The Gathering ist eine Band, die mir persönlich irgendwie nie wirklich viel gegeben hat, auch wenn sie in aller Munde war und jeder dieses Formation richtig gut fand. Mir persönlich war die Musik einfach immer zu lasch und zu wenig rockig. Einziger Lichtblick war da noch Anneke van Giersbergen’s tolle Stimme, aber die hat die gesamte Nummer für mich letzten Endes dann auch nicht gerettet.
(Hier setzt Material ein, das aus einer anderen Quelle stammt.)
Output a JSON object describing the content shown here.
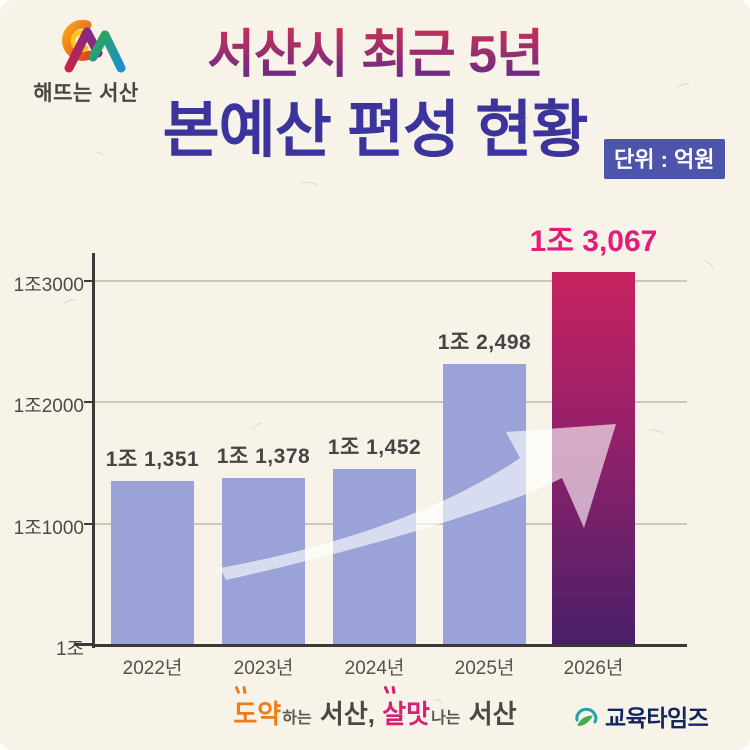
{
  "header": {
    "logo_text": "해뜨는 서산",
    "title_line1": "서산시 최근 5년",
    "title_line2": "본예산 편성 현황",
    "unit_badge": "단위 : 억원"
  },
  "chart_data": {
    "type": "bar",
    "title": "서산시 최근 5년 본예산 편성 현황",
    "unit": "억원",
    "categories": [
      "2022년",
      "2023년",
      "2024년",
      "2025년",
      "2026년"
    ],
    "values": [
      11351,
      11378,
      11452,
      12498,
      13067
    ],
    "bar_labels": [
      "1조 1,351",
      "1조 1,378",
      "1조 1,452",
      "1조 2,498",
      "1조 3,067"
    ],
    "y_ticks": [
      "1조3000",
      "1조2000",
      "1조1000",
      "1조"
    ],
    "y_tick_values": [
      13000,
      12000,
      11000,
      10000
    ],
    "ylim": [
      10000,
      13250
    ],
    "grid": true,
    "legend": "none",
    "highlight_index": 4,
    "colors": {
      "bar_default": "#9aa2d8",
      "bar_highlight_top": "#c7235f",
      "bar_highlight_mid": "#93206a",
      "bar_highlight_bottom": "#472069",
      "highlight_label": "#e21e7a",
      "label": "#454545",
      "axis": "#3c3a38",
      "gridline": "#cdc7ba"
    },
    "annotations": [
      "upward-trend-arrow"
    ]
  },
  "footer": {
    "slogan": {
      "part1_accent": "도약",
      "part1_small": "하는",
      "part1_rest": "서산,",
      "part2_accent": "살맛",
      "part2_small": "나는",
      "part2_rest": "서산"
    },
    "slogan_colors": {
      "accent1": "#ee7d18",
      "accent2": "#d81f78"
    },
    "press_logo_text": "교육타임즈"
  }
}
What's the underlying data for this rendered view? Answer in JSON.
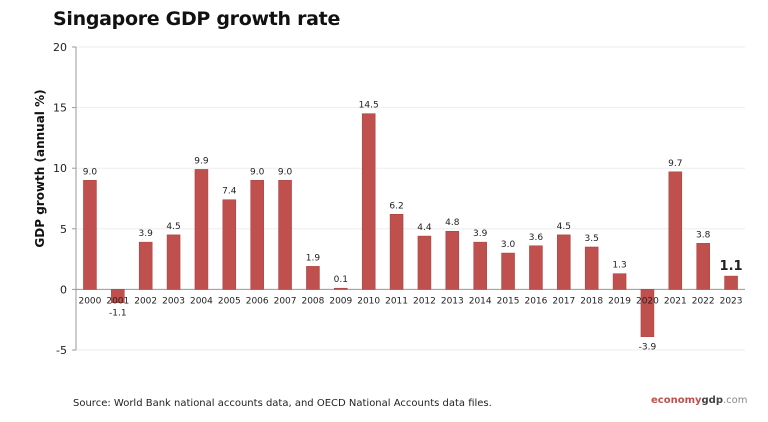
{
  "chart_data": {
    "type": "bar",
    "title": "Singapore GDP growth rate",
    "xlabel": "",
    "ylabel": "GDP growth (annual %)",
    "ylim": [
      -5,
      20
    ],
    "yticks": [
      -5,
      0,
      5,
      10,
      15,
      20
    ],
    "grid": true,
    "bar_color": "#c0504d",
    "categories": [
      "2000",
      "2001",
      "2002",
      "2003",
      "2004",
      "2005",
      "2006",
      "2007",
      "2008",
      "2009",
      "2010",
      "2011",
      "2012",
      "2013",
      "2014",
      "2015",
      "2016",
      "2017",
      "2018",
      "2019",
      "2020",
      "2021",
      "2022",
      "2023"
    ],
    "values": [
      9.0,
      -1.1,
      3.9,
      4.5,
      9.9,
      7.4,
      9.0,
      9.0,
      1.9,
      0.1,
      14.5,
      6.2,
      4.4,
      4.8,
      3.9,
      3.0,
      3.6,
      4.5,
      3.5,
      1.3,
      -3.9,
      9.7,
      3.8,
      1.1
    ],
    "labels": [
      "9.0",
      "-1.1",
      "3.9",
      "4.5",
      "9.9",
      "7.4",
      "9.0",
      "9.0",
      "1.9",
      "0.1",
      "14.5",
      "6.2",
      "4.4",
      "4.8",
      "3.9",
      "3.0",
      "3.6",
      "4.5",
      "3.5",
      "1.3",
      "-3.9",
      "9.7",
      "3.8",
      "1.1"
    ]
  },
  "source": "Source: World Bank national accounts data, and OECD National Accounts data files.",
  "brand": {
    "part1": "economy",
    "part2": "gdp",
    "part3": ".com"
  }
}
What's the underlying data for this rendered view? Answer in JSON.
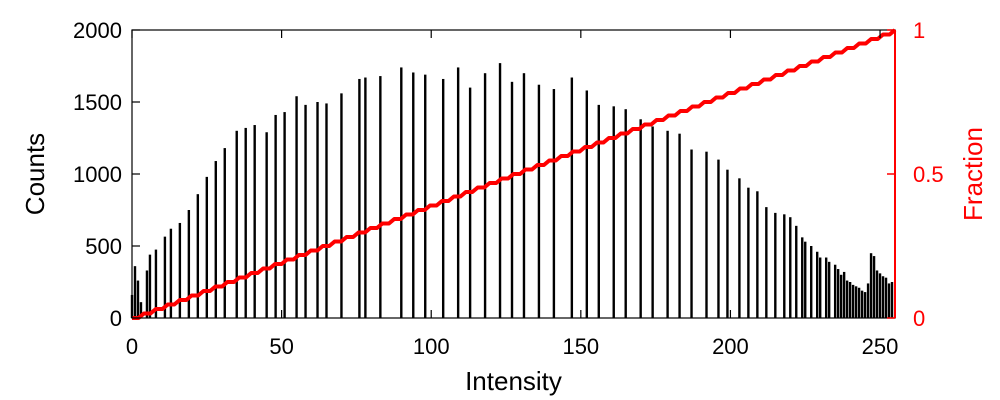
{
  "chart_data": {
    "type": "bar",
    "xlabel": "Intensity",
    "ylabel": "Counts",
    "y2label": "Fraction",
    "xlim": [
      0,
      255
    ],
    "ylim": [
      0,
      2000
    ],
    "y2lim": [
      0,
      1
    ],
    "x_ticks": [
      "0",
      "50",
      "100",
      "150",
      "200",
      "250"
    ],
    "y_ticks": [
      "0",
      "500",
      "1000",
      "1500",
      "2000"
    ],
    "y2_ticks": [
      "0",
      "0.5",
      "1"
    ],
    "grid": false,
    "legend": "none",
    "colors": {
      "bars": "#000000",
      "cdf": "#ff0000",
      "axis_left": "#000000",
      "axis_right": "#ff0000"
    },
    "series": [
      {
        "kind": "bars",
        "axis": "left",
        "x": [
          0,
          1,
          2,
          3,
          5,
          6,
          8,
          11,
          13,
          16,
          19,
          22,
          25,
          28,
          31,
          35,
          38,
          41,
          45,
          48,
          51,
          55,
          58,
          62,
          65,
          70,
          76,
          78,
          83,
          90,
          94,
          98,
          104,
          109,
          113,
          118,
          123,
          127,
          131,
          136,
          141,
          147,
          152,
          156,
          161,
          165,
          170,
          174,
          179,
          183,
          187,
          192,
          196,
          199,
          203,
          206,
          209,
          212,
          215,
          218,
          220,
          222,
          224,
          225,
          227,
          229,
          230,
          232,
          233,
          235,
          236,
          237,
          238,
          239,
          240,
          241,
          242,
          243,
          244,
          245,
          246,
          247,
          248,
          249,
          250,
          251,
          252,
          253,
          254
        ],
        "values": [
          160,
          360,
          260,
          110,
          330,
          440,
          475,
          565,
          620,
          660,
          750,
          860,
          980,
          1090,
          1180,
          1300,
          1320,
          1340,
          1290,
          1410,
          1430,
          1540,
          1480,
          1500,
          1490,
          1560,
          1660,
          1670,
          1680,
          1740,
          1705,
          1690,
          1660,
          1740,
          1600,
          1700,
          1770,
          1640,
          1700,
          1620,
          1590,
          1670,
          1580,
          1480,
          1470,
          1450,
          1380,
          1330,
          1300,
          1280,
          1170,
          1155,
          1100,
          1030,
          970,
          905,
          880,
          770,
          730,
          720,
          700,
          640,
          560,
          530,
          500,
          460,
          420,
          420,
          390,
          370,
          340,
          300,
          320,
          260,
          250,
          230,
          220,
          210,
          190,
          180,
          240,
          450,
          430,
          330,
          310,
          290,
          280,
          240,
          250
        ]
      },
      {
        "kind": "cdf",
        "axis": "right",
        "x": [
          0,
          255
        ],
        "values": [
          0,
          1
        ],
        "style": "staircase"
      }
    ]
  }
}
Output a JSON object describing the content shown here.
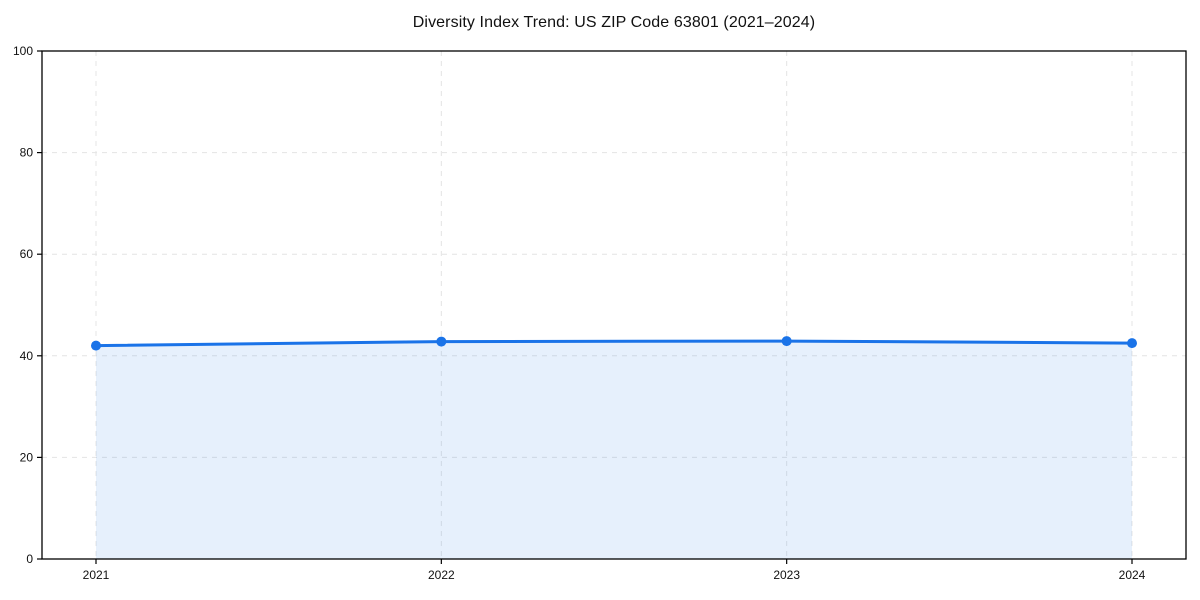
{
  "chart_data": {
    "type": "area",
    "title": "Diversity Index Trend: US ZIP Code 63801 (2021–2024)",
    "x": [
      "2021",
      "2022",
      "2023",
      "2024"
    ],
    "series": [
      {
        "name": "Diversity Index",
        "values": [
          42.0,
          42.8,
          42.9,
          42.5
        ]
      }
    ],
    "xlabel": "",
    "ylabel": "",
    "ylim": [
      0,
      100
    ],
    "yticks": [
      0,
      20,
      40,
      60,
      80,
      100
    ],
    "grid": "dashed-both-axes",
    "legend": "none",
    "colors": {
      "line": "#1a73e8",
      "marker": "#1a73e8",
      "fill": "rgba(26,115,232,0.11)",
      "grid": "#e4e4e4",
      "axis": "#000000",
      "label": "#111111",
      "background": "#ffffff"
    }
  }
}
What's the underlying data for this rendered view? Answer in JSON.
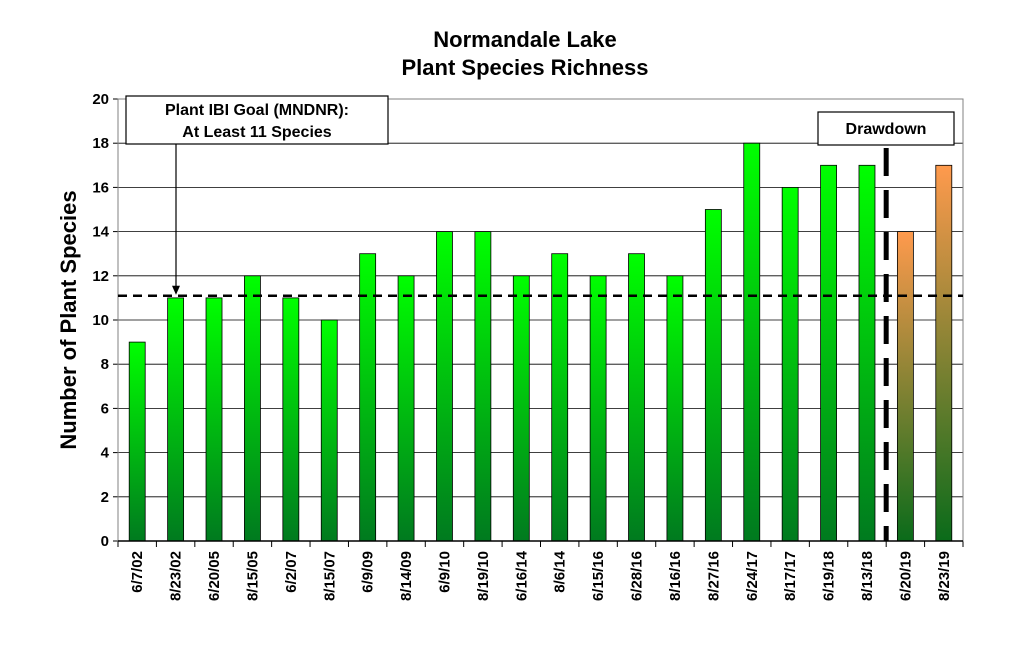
{
  "chart_data": {
    "type": "bar",
    "title": [
      "Normandale Lake",
      "Plant Species Richness"
    ],
    "ylabel": "Number of Plant Species",
    "xlabel": "",
    "ylim": [
      0,
      20
    ],
    "yticks": [
      0,
      2,
      4,
      6,
      8,
      10,
      12,
      14,
      16,
      18,
      20
    ],
    "grid": true,
    "categories": [
      "6/7/02",
      "8/23/02",
      "6/20/05",
      "8/15/05",
      "6/2/07",
      "8/15/07",
      "6/9/09",
      "8/14/09",
      "6/9/10",
      "8/19/10",
      "6/16/14",
      "8/6/14",
      "6/15/16",
      "6/28/16",
      "8/16/16",
      "8/27/16",
      "6/24/17",
      "8/17/17",
      "6/19/18",
      "8/13/18",
      "6/20/19",
      "8/23/19"
    ],
    "values": [
      9,
      11,
      11,
      12,
      11,
      10,
      13,
      12,
      14,
      14,
      12,
      13,
      12,
      13,
      12,
      15,
      18,
      16,
      17,
      17,
      14,
      17
    ],
    "bar_colors": [
      "green",
      "green",
      "green",
      "green",
      "green",
      "green",
      "green",
      "green",
      "green",
      "green",
      "green",
      "green",
      "green",
      "green",
      "green",
      "green",
      "green",
      "green",
      "green",
      "green",
      "orange",
      "orange"
    ],
    "colors": {
      "green_top": "#00ff00",
      "green_bottom": "#007a1f",
      "orange_top": "#ff9a4d",
      "orange_bottom": "#0a6b1a",
      "goal_line": "#000000",
      "grid": "#000000"
    },
    "goal": {
      "value": 11.1,
      "label_line1": "Plant IBI Goal (MNDNR):",
      "label_line2": "At Least 11 Species"
    },
    "drawdown": {
      "label": "Drawdown",
      "between": [
        "8/13/18",
        "6/20/19"
      ]
    }
  }
}
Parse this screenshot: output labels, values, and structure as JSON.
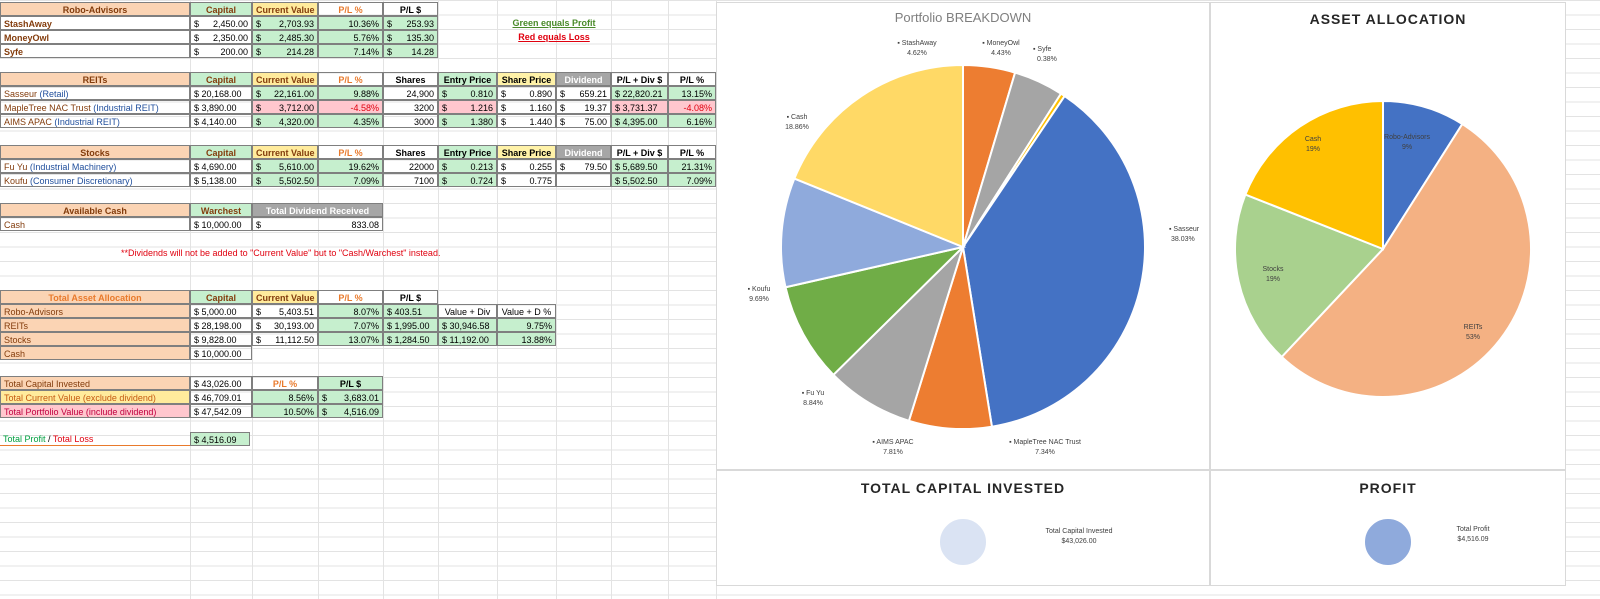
{
  "robo": {
    "headers": [
      "Robo-Advisors",
      "Capital",
      "Current Value",
      "P/L %",
      "P/L $"
    ],
    "rows": [
      [
        "StashAway",
        "$",
        "2,450.00",
        "$",
        "2,703.93",
        "10.36%",
        "$",
        "253.93"
      ],
      [
        "MoneyOwl",
        "$",
        "2,350.00",
        "$",
        "2,485.30",
        "5.76%",
        "$",
        "135.30"
      ],
      [
        "Syfe",
        "$",
        "200.00",
        "$",
        "214.28",
        "7.14%",
        "$",
        "14.28"
      ]
    ]
  },
  "legend_notes": {
    "green": "Green equals Profit",
    "red": "Red equals Loss"
  },
  "reits": {
    "headers": [
      "REITs",
      "Capital",
      "Current Value",
      "P/L %",
      "Shares",
      "Entry Price",
      "Share Price",
      "Dividend",
      "P/L + Div $",
      "P/L %"
    ],
    "rows": [
      {
        "name": "Sasseur",
        "sector": "(Retail)",
        "capital": "$ 20,168.00",
        "cur": "$",
        "curv": "22,161.00",
        "pl": "9.88%",
        "shares": "24,900",
        "ep": "$",
        "epv": "0.810",
        "sp": "$",
        "spv": "0.890",
        "div": "$",
        "divv": "659.21",
        "pld": "$ 22,820.21",
        "plp": "13.15%"
      },
      {
        "name": "MapleTree NAC Trust",
        "sector": "(Industrial REIT)",
        "capital": "$ 3,890.00",
        "cur": "$",
        "curv": "3,712.00",
        "pl": "-4.58%",
        "shares": "3200",
        "ep": "$",
        "epv": "1.216",
        "sp": "$",
        "spv": "1.160",
        "div": "$",
        "divv": "19.37",
        "pld": "$ 3,731.37",
        "plp": "-4.08%"
      },
      {
        "name": "AIMS APAC",
        "sector": "(Industrial REIT)",
        "capital": "$ 4,140.00",
        "cur": "$",
        "curv": "4,320.00",
        "pl": "4.35%",
        "shares": "3000",
        "ep": "$",
        "epv": "1.380",
        "sp": "$",
        "spv": "1.440",
        "div": "$",
        "divv": "75.00",
        "pld": "$ 4,395.00",
        "plp": "6.16%"
      }
    ]
  },
  "stocks": {
    "headers": [
      "Stocks",
      "Capital",
      "Current Value",
      "P/L %",
      "Shares",
      "Entry Price",
      "Share Price",
      "Dividend",
      "P/L + Div $",
      "P/L %"
    ],
    "rows": [
      {
        "name": "Fu Yu",
        "sector": "(Industrial Machinery)",
        "capital": "$ 4,690.00",
        "cur": "$",
        "curv": "5,610.00",
        "pl": "19.62%",
        "shares": "22000",
        "ep": "$",
        "epv": "0.213",
        "sp": "$",
        "spv": "0.255",
        "div": "$",
        "divv": "79.50",
        "pld": "$ 5,689.50",
        "plp": "21.31%"
      },
      {
        "name": "Koufu",
        "sector": "(Consumer Discretionary)",
        "capital": "$ 5,138.00",
        "cur": "$",
        "curv": "5,502.50",
        "pl": "7.09%",
        "shares": "7100",
        "ep": "$",
        "epv": "0.724",
        "sp": "$",
        "spv": "0.775",
        "div": "",
        "divv": "",
        "pld": "$ 5,502.50",
        "plp": "7.09%"
      }
    ]
  },
  "cash": {
    "headers": [
      "Available Cash",
      "Warchest",
      "Total Dividend Received"
    ],
    "row": [
      "Cash",
      "$ 10,000.00",
      "$",
      "833.08"
    ]
  },
  "note": "**Dividends will not be added to \"Current Value\" but to \"Cash/Warchest\" instead.",
  "allocation": {
    "headers": [
      "Total Asset Allocation",
      "Capital",
      "Current Value",
      "P/L %",
      "P/L $"
    ],
    "rows": [
      [
        "Robo-Advisors",
        "$ 5,000.00",
        "$",
        "5,403.51",
        "8.07%",
        "$ 403.51",
        "Value + Div",
        "Value + D %"
      ],
      [
        "REITs",
        "$ 28,198.00",
        "$",
        "30,193.00",
        "7.07%",
        "$ 1,995.00",
        "$ 30,946.58",
        "9.75%"
      ],
      [
        "Stocks",
        "$ 9,828.00",
        "$",
        "11,112.50",
        "13.07%",
        "$ 1,284.50",
        "$ 11,192.00",
        "13.88%"
      ],
      [
        "Cash",
        "$ 10,000.00",
        "",
        "",
        "",
        "",
        "",
        ""
      ]
    ]
  },
  "totals": {
    "capital_label": "Total Capital Invested",
    "capital": "$ 43,026.00",
    "h1": "P/L %",
    "h2": "P/L $",
    "cur_label": "Total Current Value (exclude dividend)",
    "cur": "$ 46,709.01",
    "cur_pl": "8.56%",
    "cur_d": "$",
    "cur_dv": "3,683.01",
    "port_label": "Total Portfolio Value (include dividend)",
    "port": "$ 47,542.09",
    "port_pl": "10.50%",
    "port_d": "$",
    "port_dv": "4,516.09",
    "profit_label_a": "Total Profit",
    "profit_sep": " / ",
    "profit_label_b": "Total Loss",
    "profit": "$ 4,516.09"
  },
  "chart_data": [
    {
      "type": "pie",
      "title": "Portfolio BREAKDOWN",
      "slices": [
        {
          "name": "StashAway",
          "pct": "4.62%",
          "value": 4.62,
          "color": "#ed7d31"
        },
        {
          "name": "MoneyOwl",
          "pct": "4.43%",
          "value": 4.43,
          "color": "#a5a5a5"
        },
        {
          "name": "Syfe",
          "pct": "0.38%",
          "value": 0.38,
          "color": "#ffc000"
        },
        {
          "name": "Sasseur",
          "pct": "38.03%",
          "value": 38.03,
          "color": "#4472c4"
        },
        {
          "name": "MapleTree NAC Trust",
          "pct": "7.34%",
          "value": 7.34,
          "color": "#ed7d31"
        },
        {
          "name": "AIMS APAC",
          "pct": "7.81%",
          "value": 7.81,
          "color": "#a5a5a5"
        },
        {
          "name": "Fu Yu",
          "pct": "8.84%",
          "value": 8.84,
          "color": "#70ad47"
        },
        {
          "name": "Koufu",
          "pct": "9.69%",
          "value": 9.69,
          "color": "#8faadc"
        },
        {
          "name": "Cash",
          "pct": "18.86%",
          "value": 18.86,
          "color": "#ffd966"
        }
      ]
    },
    {
      "type": "pie",
      "title": "ASSET ALLOCATION",
      "slices": [
        {
          "name": "Robo-Advisors",
          "pct": "9%",
          "value": 9,
          "color": "#4472c4"
        },
        {
          "name": "REITs",
          "pct": "53%",
          "value": 53,
          "color": "#f4b183"
        },
        {
          "name": "Stocks",
          "pct": "19%",
          "value": 19,
          "color": "#a9d18e"
        },
        {
          "name": "Cash",
          "pct": "19%",
          "value": 19,
          "color": "#ffc000"
        }
      ]
    },
    {
      "type": "pie",
      "title": "TOTAL CAPITAL INVESTED",
      "slices": [
        {
          "name": "Total Capital Invested",
          "pct": "$43,026.00",
          "value": 100,
          "color": "#dae3f3"
        }
      ]
    },
    {
      "type": "pie",
      "title": "PROFIT",
      "slices": [
        {
          "name": "Total Profit",
          "pct": "$4,516.09",
          "value": 100,
          "color": "#8faadc"
        }
      ]
    }
  ]
}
Seit einiger Zeit jedoch (3 Jahre, um genau zu sein) sind die Niederländer irgendwie in der Versenkung verschwunden, kommen jetzt allerdings mit ihrem neuen Album „Home“ doch wieder aus derselben hervor. Die ideale Gelegenheit für mich, dieser Band mal wieder eine neue Chance zu geben, weswegen ich mir dann auch gleich mal das neue Album zu Gemüte geführt habe.
Ich muss es gestehen, ich bin mehr als positiv überrascht, denn anno 2006 haben The Gathering sich stilistisch in eine Richtung entwickelt, die sogar mir richtig Spaß macht. Man ist abgerückt vom spröd-schlaffen Gothic Rock und tobt sich inzwischen amtlich im Ambient – Bereich aus. Ein stilistisches Genre, das in meinen Ohren zu Anneke’s Sangeskünsten passt wie die berühmte Faust aufs Auge. Hier werden in insgesamt 13 Songs Klangbilder geschaffen, die dazu einladen, in ihnen zu versinken. In der Musik versinken sollte allerdings nur derjenige, der sich auf die teilweise ans Morbide grenzenden melancholischen Stimmungen voll und ganz einlassen möchte, denn genau diese Stimmungen werden hier musikalisch transportiert – für Fröhlichkeit scheint auf diesem Album nur wenig bis gar kein Platz zu sein.
Fazit: Fans der ersten Stunde werden The Gathering die stilistischen Veränderungen möglicherweise übel nehmen, aber ich kann mir gut vorstellen, dass die Band sich mit „Home“ dafür auch andere Hörerschichten wird erschließen können. Zumindest in meinem Player wird das Teilchen in Zukunft schon mal öfter ins Rotieren kommen. 9 Punkte!